The issue with the invariance theorem you point out always bugged me.
Let s be an algorithmically random string relative to UTM A. Is it the case that there exists some pathological UTM S, such that K(s|S) (the Kolmogorov complexity of s relative to S) is arbitrarily small? I.e. the blank print statement of S produces s. And there always exists such an S for any s?
Is there some way of defining a meta-complexity measure, the complexity of some UTM without a reference UTM? It seems intuitive that although some pathological UTM might exist that can "compress" whichever string you have, its construction appears very unnatural. Is there some way of formalizing this "naturalness"?
> Is it the case that there exists some pathological UTM S, such that K(s|S) (the Kolmogorov complexity of s relative to S) is arbitrarily small
Yes. It’s not even that hard to create. Just take a standard UTM and perform a branching “if” statement to check if the input is the string of interest before executing any other instructions.
> Is there some way of defining a meta-complexity measure, the complexity of some UTM without a reference UTM?
Haha, not that anyone knows of. This is one of the issues with Solomonoff induction as well. Which UTM do we pick to make our predictions? If no UTM is privileged over any other, then some will necessarily give very bad predictions. Averaged over all possible induction problems, no single UTM can be said to be superior to the others either.

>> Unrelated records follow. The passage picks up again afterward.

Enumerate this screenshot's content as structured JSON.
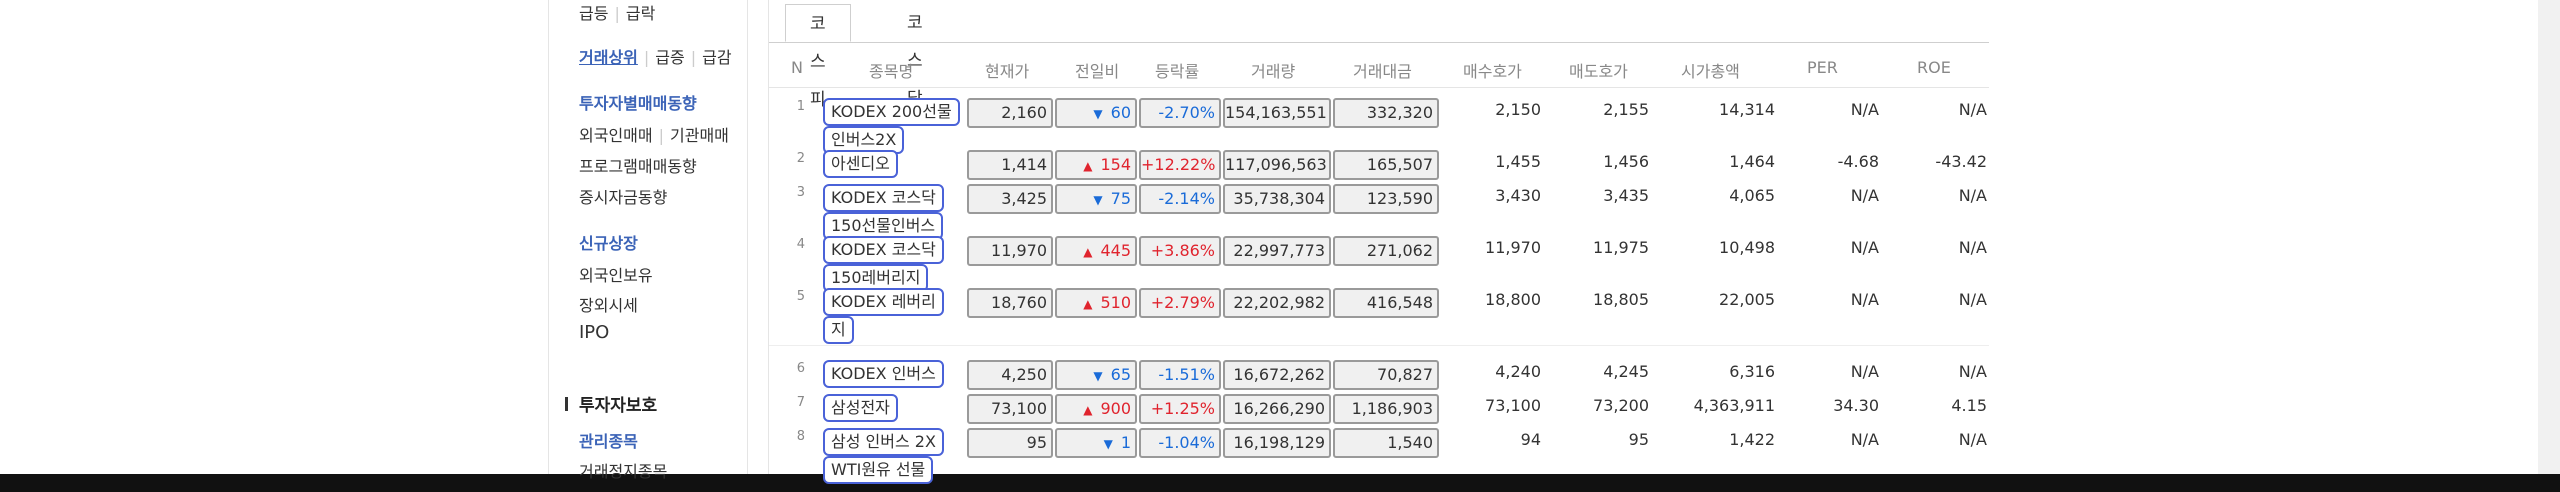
{
  "sidebar": {
    "row1": [
      "급등",
      "급락"
    ],
    "row2": [
      "거래상위",
      "급증",
      "급감"
    ],
    "investor_trend": "투자자별매매동향",
    "row4": [
      "외국인매매",
      "기관매매"
    ],
    "program": "프로그램매매동향",
    "deposit": "증시자금동향",
    "new_listing": "신규상장",
    "foreign_holding": "외국인보유",
    "otc": "장외시세",
    "ipo": "IPO",
    "protection_title": "투자자보호",
    "managed": "관리종목",
    "suspended": "거래정지종목"
  },
  "tabs": [
    "코스피",
    "코스닥"
  ],
  "headers": [
    "N",
    "종목명",
    "현재가",
    "전일비",
    "등락률",
    "거래량",
    "거래대금",
    "매수호가",
    "매도호가",
    "시가총액",
    "PER",
    "ROE"
  ],
  "rows": [
    {
      "n": "1",
      "name": [
        "KODEX 200선물",
        "인버스2X"
      ],
      "price": "2,160",
      "dir": "down",
      "arrow": "▼",
      "change": "60",
      "rate": "-2.70%",
      "volume": "154,163,551",
      "amount": "332,320",
      "bid": "2,150",
      "ask": "2,155",
      "cap": "14,314",
      "per": "N/A",
      "roe": "N/A"
    },
    {
      "n": "2",
      "name": [
        "아센디오"
      ],
      "price": "1,414",
      "dir": "up",
      "arrow": "▲",
      "change": "154",
      "rate": "+12.22%",
      "volume": "117,096,563",
      "amount": "165,507",
      "bid": "1,455",
      "ask": "1,456",
      "cap": "1,464",
      "per": "-4.68",
      "roe": "-43.42"
    },
    {
      "n": "3",
      "name": [
        "KODEX 코스닥",
        "150선물인버스"
      ],
      "price": "3,425",
      "dir": "down",
      "arrow": "▼",
      "change": "75",
      "rate": "-2.14%",
      "volume": "35,738,304",
      "amount": "123,590",
      "bid": "3,430",
      "ask": "3,435",
      "cap": "4,065",
      "per": "N/A",
      "roe": "N/A"
    },
    {
      "n": "4",
      "name": [
        "KODEX 코스닥",
        "150레버리지"
      ],
      "price": "11,970",
      "dir": "up",
      "arrow": "▲",
      "change": "445",
      "rate": "+3.86%",
      "volume": "22,997,773",
      "amount": "271,062",
      "bid": "11,970",
      "ask": "11,975",
      "cap": "10,498",
      "per": "N/A",
      "roe": "N/A"
    },
    {
      "n": "5",
      "name": [
        "KODEX 레버리",
        "지"
      ],
      "price": "18,760",
      "dir": "up",
      "arrow": "▲",
      "change": "510",
      "rate": "+2.79%",
      "volume": "22,202,982",
      "amount": "416,548",
      "bid": "18,800",
      "ask": "18,805",
      "cap": "22,005",
      "per": "N/A",
      "roe": "N/A"
    },
    {
      "n": "6",
      "name": [
        "KODEX 인버스"
      ],
      "price": "4,250",
      "dir": "down",
      "arrow": "▼",
      "change": "65",
      "rate": "-1.51%",
      "volume": "16,672,262",
      "amount": "70,827",
      "bid": "4,240",
      "ask": "4,245",
      "cap": "6,316",
      "per": "N/A",
      "roe": "N/A"
    },
    {
      "n": "7",
      "name": [
        "삼성전자"
      ],
      "price": "73,100",
      "dir": "up",
      "arrow": "▲",
      "change": "900",
      "rate": "+1.25%",
      "volume": "16,266,290",
      "amount": "1,186,903",
      "bid": "73,100",
      "ask": "73,200",
      "cap": "4,363,911",
      "per": "34.30",
      "roe": "4.15"
    },
    {
      "n": "8",
      "name": [
        "삼성 인버스 2X",
        "WTI원유 선물"
      ],
      "price": "95",
      "dir": "down",
      "arrow": "▼",
      "change": "1",
      "rate": "-1.04%",
      "volume": "16,198,129",
      "amount": "1,540",
      "bid": "94",
      "ask": "95",
      "cap": "1,422",
      "per": "N/A",
      "roe": "N/A"
    }
  ]
}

Solomonoff wrote an interesting article about this predicament a while ago.
(A lot of people will point to the constant offset of Kolmogorov complexity due to choice of UTM as though it somehow trivializes the issue. It does not. That constant is not like the constant in time complexity which is usually safe to ignore. In the case of Solomonoff induction, it totally changes the probability distribution over possible outcomes.)
Interesting. I guess then we would only be interested in the normalized complexity of infinite strings, e.g. lim n-> \infty K(X|n)/n where X is an infinite set of numbers (e.g. the decimal expansion of some real number), and K(X|n) is the complexity of the first n of them. This quantity should still be unique w/o reference to the choice of UTM, no?
You are correct to be bugged IMO, I agree with you. My thoughts: https://forwardscattering.org/page/Kolmogorov%20complexity
Kolmogorov complexity is useless as an objective measure of complexity.
Nice blog post. I wasn’t aware of those comments by Yann LeCunn and Murray Gell-Mann, but it’s reassuring to know there are some experts who have been wondering about this “flaw” in Kolmogorov complexity as well.
I wouldn’t go so far as to say Kolmogorov complexity is useless as an objective complexity measure however. The invariance theorem does provide a truly universal and absolute measure of algorithmic complexity — but it’s the complexity between two things rather than of one thing. You can think of U and V as “representatives” of any two partial recursive functions u(x) and v(x) capable of universal computation. The constant c(u, v) is interesting then because it is a natural number that depends only on the two abstract functions themselves and not the specific Turing machines that compute the functions.
What does that mean philosophically? I’m not sure. It might mean that the notion of absolute complexity for a finite string isn’t a coherent concept, i.e., complexity is fundamentally a property of the relationship between things rather than of a thing.
Yeah, we may have to take seriously that the notion of complexity for a finite string (or system) has no reasonable definition.
Hmm. At least it's still fine to define limits of the complexity for infinite strings. That should be unique, e.g.:
lim n->\infty K(X|n)/n
Possible solutions that come tom mind:
1) UTMs are actually too powerful, and we should use a finitary abstraction to have a more sensible measure of complexity for finite strings.
2) We might need to define a kind of "relativity of complexity". This is my preferred approach and something I've thought about to some degree. That is, that we want a way of describing the complexity of something relative to our computational resources.